Tout au long du processus ayant mené au rapatriement de la constitution, en 1980 et 1981, au moins deux juges sur neuf ont partagé de l’information sensible avec des responsables politiques ou diplomatiques, une violation flagrante du principe de séparation des pouvoirs.
Le premier de ces incidents remonte au 9 octobre 1980, lors d’une rencontre entre le juge Willard Estey et l’ambassadeur britannique John Ford. Le premier informe alors le second que le projet de loi constitutionnelle pose problème en regard du droit, ajoutant qu’il a informé une source au ministère de la justice.Le deuxième événement a lieu en mars 1981. Le juge en chef de la Cour suprême indique alors à une source fédérale que, si la Cour était saisie de la question du rapatriement, elle trancherait la question rapidement.
Il faut comprendre que Pierre Trudeau ne souhaitait pas consulter la Cour suprême, car il avait peur de retarder le processus. Grâce aux indiscrétions de Bora Laskin, le gouvernement fédéral pouvait être rassuré. Quelques jours plus tard, le premier ministre accepte d’ailleurs de soumettre la question au plus haut tribunal.

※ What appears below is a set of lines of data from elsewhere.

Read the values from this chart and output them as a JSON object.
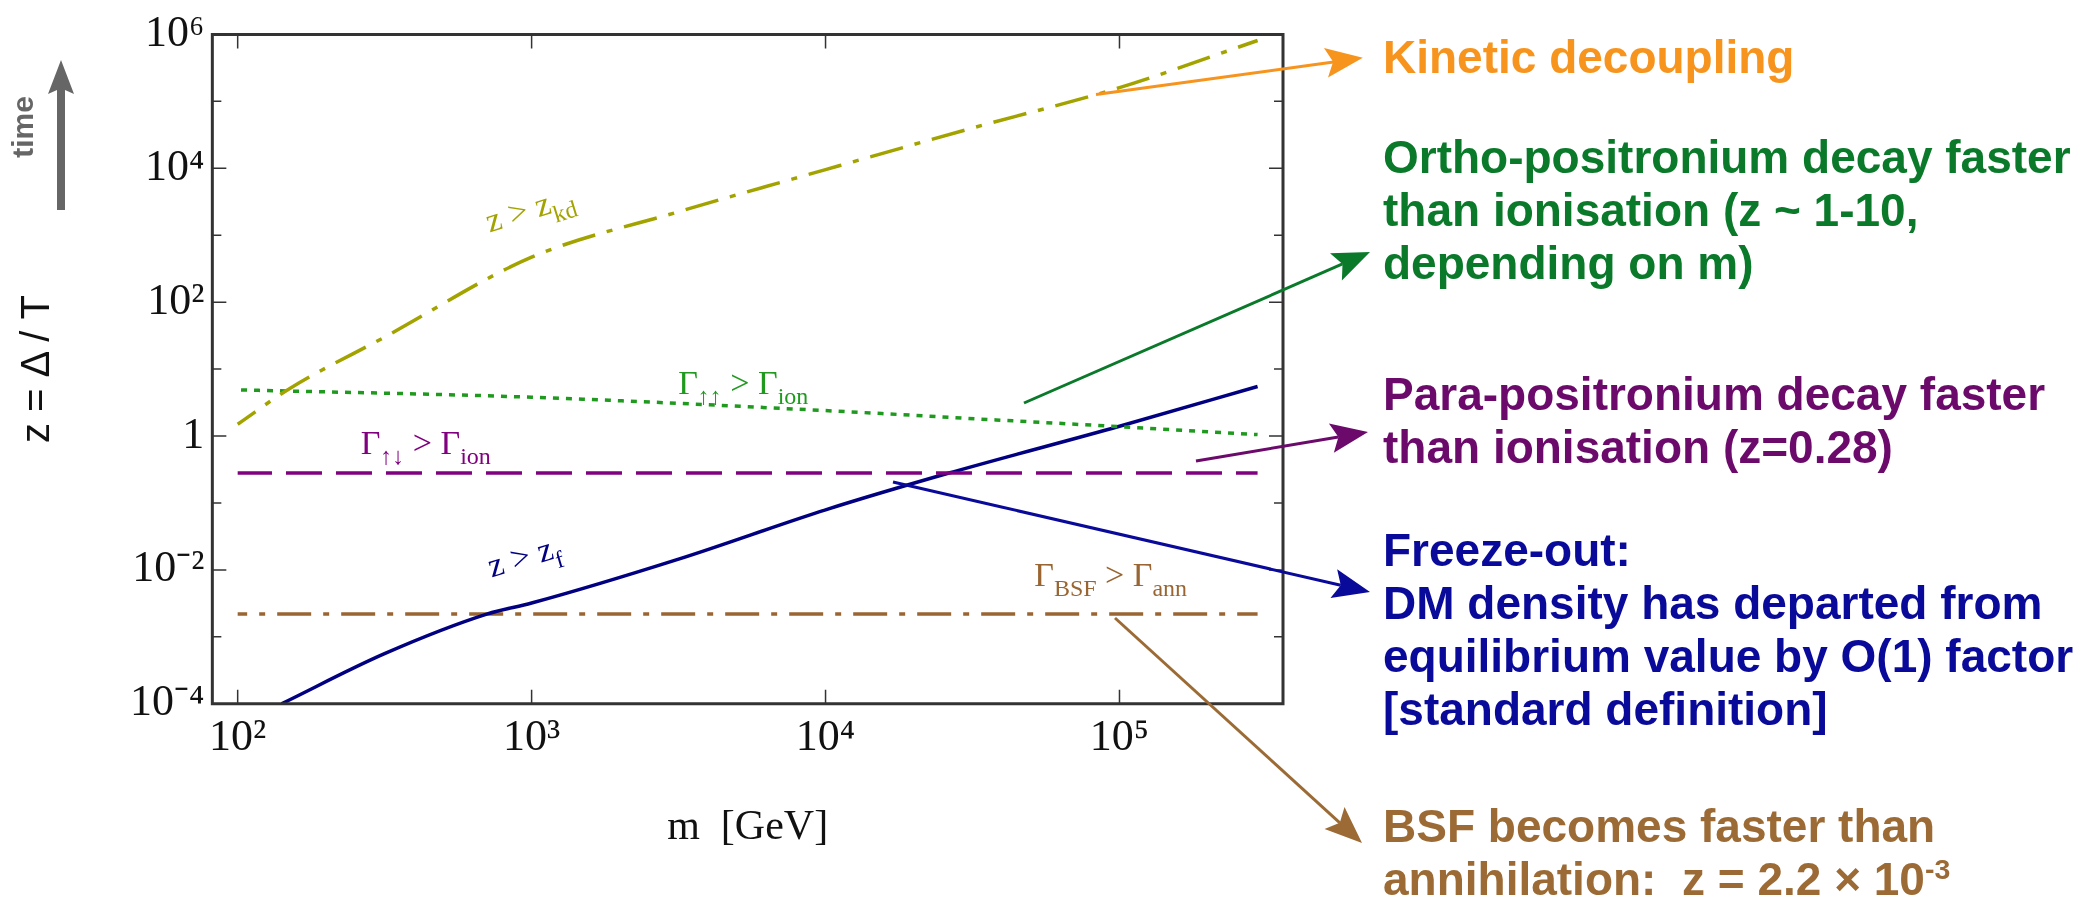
{
  "chart_data": {
    "type": "line",
    "xlabel": "m  [GeV]",
    "ylabel": "z = Δ / T",
    "log": "xy",
    "grid": false,
    "legend": false,
    "marker": "none",
    "xlim": [
      82,
      360000
    ],
    "ylim": [
      0.0001,
      1000000
    ],
    "xticks": [
      {
        "value": 100,
        "label": "10²"
      },
      {
        "value": 1000,
        "label": "10³"
      },
      {
        "value": 10000,
        "label": "10⁴"
      },
      {
        "value": 100000,
        "label": "10⁵"
      }
    ],
    "yticks": [
      {
        "value": 0.0001,
        "label": "10⁻⁴"
      },
      {
        "value": 0.001,
        "label": null
      },
      {
        "value": 0.01,
        "label": "10⁻²"
      },
      {
        "value": 0.1,
        "label": null
      },
      {
        "value": 1,
        "label": "1"
      },
      {
        "value": 10,
        "label": null
      },
      {
        "value": 100,
        "label": "10²"
      },
      {
        "value": 1000,
        "label": null
      },
      {
        "value": 10000,
        "label": "10⁴"
      },
      {
        "value": 100000,
        "label": null
      },
      {
        "value": 1000000,
        "label": "10⁶"
      }
    ],
    "series": [
      {
        "name": "z > z$_{kd}$",
        "color": "#a3a300",
        "line_style": "dashdot",
        "x": [
          100,
          150,
          316,
          1000,
          3162,
          10000,
          31620,
          100000,
          295000
        ],
        "values": [
          1.5,
          5.1,
          30,
          470,
          2240,
          9550,
          40000,
          160000,
          810000
        ]
      },
      {
        "name": "Γ$_{↑↑}$ > Γ$_{ion}$",
        "color": "#1f9a1f",
        "line_style": "dotted",
        "x": [
          100,
          1000,
          10000,
          38000,
          100000,
          295000
        ],
        "values": [
          4.9,
          3.8,
          2.4,
          1.74,
          1.38,
          1.05
        ]
      },
      {
        "name": "Γ$_{↑↓}$ > Γ$_{ion}$",
        "color": "#800080",
        "line_style": "dashed",
        "x": [
          100,
          295000
        ],
        "values": [
          0.28,
          0.28
        ]
      },
      {
        "name": "z > z$_{f}$",
        "color": "#000080",
        "line_style": "solid",
        "x": [
          141,
          316,
          708,
          1000,
          3162,
          10000,
          26300,
          100000,
          295000
        ],
        "values": [
          0.0001,
          0.00056,
          0.0022,
          0.0032,
          0.0145,
          0.079,
          0.28,
          1.4,
          5.5
        ]
      },
      {
        "name": "Γ$_{BSF}$ > Γ$_{ann}$",
        "color": "#996633",
        "line_style": "dashdot",
        "x": [
          100,
          295000
        ],
        "values": [
          0.0022,
          0.0022
        ]
      }
    ],
    "annotations": [
      {
        "text": "Kinetic decoupling",
        "x": 83000,
        "y": 126000
      },
      "Ortho-positronium decay faster than ionisation (z ~ 1-10, depending on m)",
      "Para-positronium decay faster than ionisation (z=0.28)",
      "Freeze-out:\nDM density has departed from equilibrium value by O(1) factor [standard definition]",
      "BSF becomes faster than annihilation:  z = 2.2 × 10$^{-3}$",
      "time"
    ]
  }
}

Ce développement nous amène à une nouvelle indiscrétion, qui a lieu le 26 juin. Le juge Laskin est alors en voyage à Londres, au moment même où Pierre Trudeau y rencontre Margaret Thatcher. Laskin en profite pour passer un coup de téléphone au greffier du Conseil Privé, Michael Pitfield, un proche du premier ministre. Laskin lui annonce qu’il doit rentrer subitement à Ottawa en disant « vous savez ce que ça veut dire ».
En racontant l’histoire à un haut-fonctionnaire britannique, Pitfield en tirera la conclusion suivante : le jugement de la Cour suprême tombera le 7 juillet.
Sauf que ce n’est pas ce qui va se produire, suivant ce qu’apprend quelques jours plus tard le gouvernement britannique. Le premier juillet, le juge Laskin informe en effet le ministre britannique Michael Havers que le jugement de la Cour suprême tombera beaucoup plus tard que prévu. La raison? Le tribunal est profondément divisé.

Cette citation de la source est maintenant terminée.